When a .mli file, or equivalently a sig ... end module type, contains

        type t = A of ... | B of ...

that's just a specification saying that any implementation of this
interface (that is, the .ml file or any structure that is matched
against the interface) must define a type t with the same
constructors and arguments. The type t could also be specified
abstract, as in:

        type t

in which case the implementation can define t as any constant type.

In both cases, the implementation must provide a definition for t.
Of course, if t is specified manifest, this does not leave much
flexibility for the definition of t in the implementation, which is
usually identical to the specification in the interface.
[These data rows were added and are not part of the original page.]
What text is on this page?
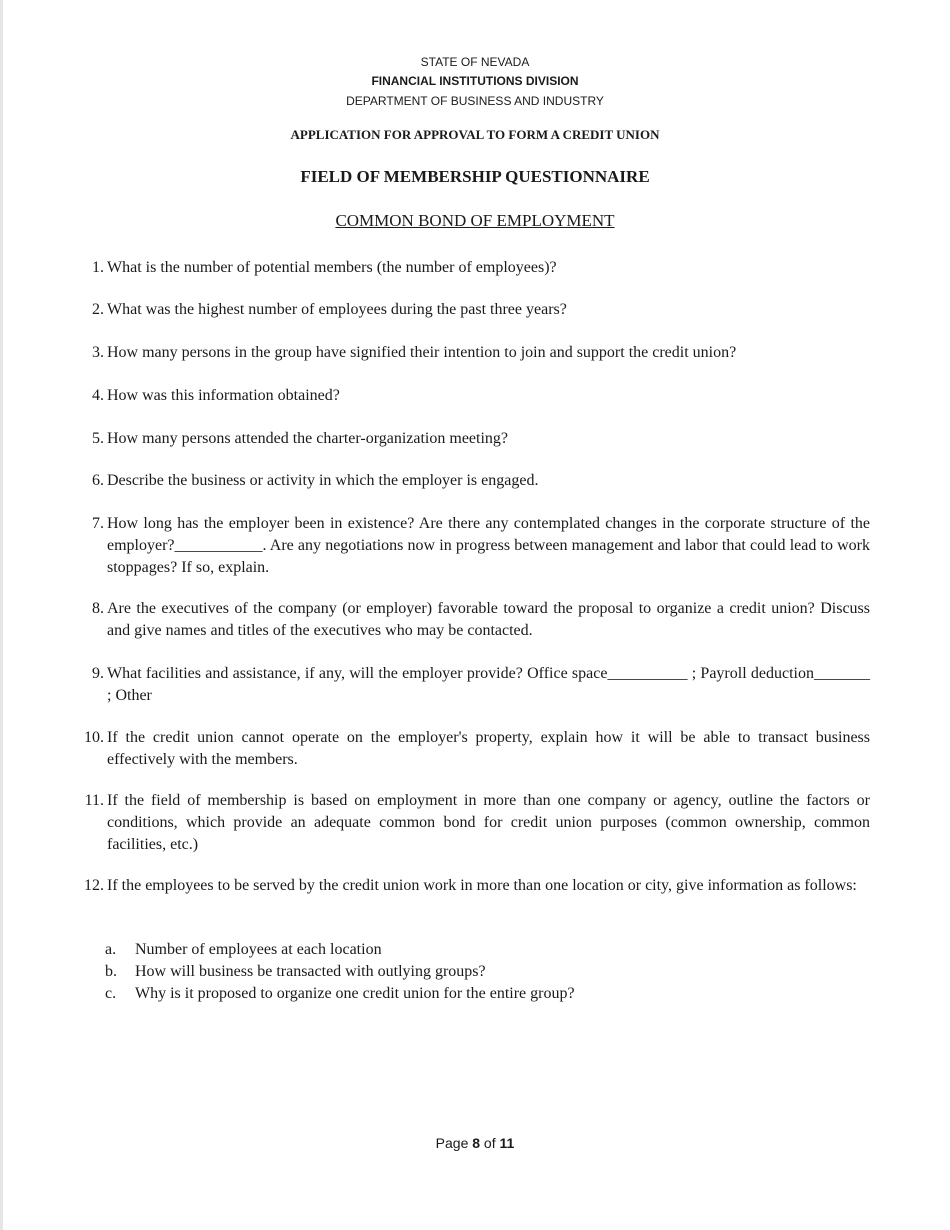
STATE OF NEVADA
FINANCIAL INSTITUTIONS DIVISION
DEPARTMENT OF BUSINESS AND INDUSTRY
APPLICATION FOR APPROVAL TO FORM A CREDIT UNION
FIELD OF MEMBERSHIP QUESTIONNAIRE
COMMON BOND OF EMPLOYMENT
1. What is the number of potential members (the number of employees)?
2. What was the highest number of employees during the past three years?
3. How many persons in the group have signified their intention to join and support the credit union?
4. How was this information obtained?
5. How many persons attended the charter-organization meeting?
6. Describe the business or activity in which the employer is engaged.
7. How long has the employer been in existence? Are there any contemplated changes in the corporate structure of the employer?___________. Are any negotiations now in progress between management and labor that could lead to work stoppages? If so, explain.
8. Are the executives of the company (or employer) favorable toward the proposal to organize a credit union? Discuss and give names and titles of the executives who may be contacted.
9. What facilities and assistance, if any, will the employer provide? Office space__________ ; Payroll deduction_______ ; Other
10. If the credit union cannot operate on the employer's property, explain how it will be able to transact business effectively with the members.
11. If the field of membership is based on employment in more than one company or agency, outline the factors or conditions, which provide an adequate common bond for credit union purposes (common ownership, common facilities, etc.)
12. If the employees to be served by the credit union work in more than one location or city, give information as follows:
a. Number of employees at each location
b. How will business be transacted with outlying groups?
c. Why is it proposed to organize one credit union for the entire group?
Page 8 of 11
When using the full module calculus, an implementation (struct...end)
can have several interfaces (sig...end), and an interface can have
several implementations, so it's not possible in general to have automatic
definitions of types in the implementation based on the manifest
declarations in the interface.

> (perhaps I could paraphrase my question: does an implementation file
> moo.ml of a module Moo contain an implicit open Moo;; ??)

The answer is no, and this would not make sense, since "open" can only
apply to an implementation, not an interface (again, there might be
several implementations of a given interface), so you would be opening
the implementation you're currently defining.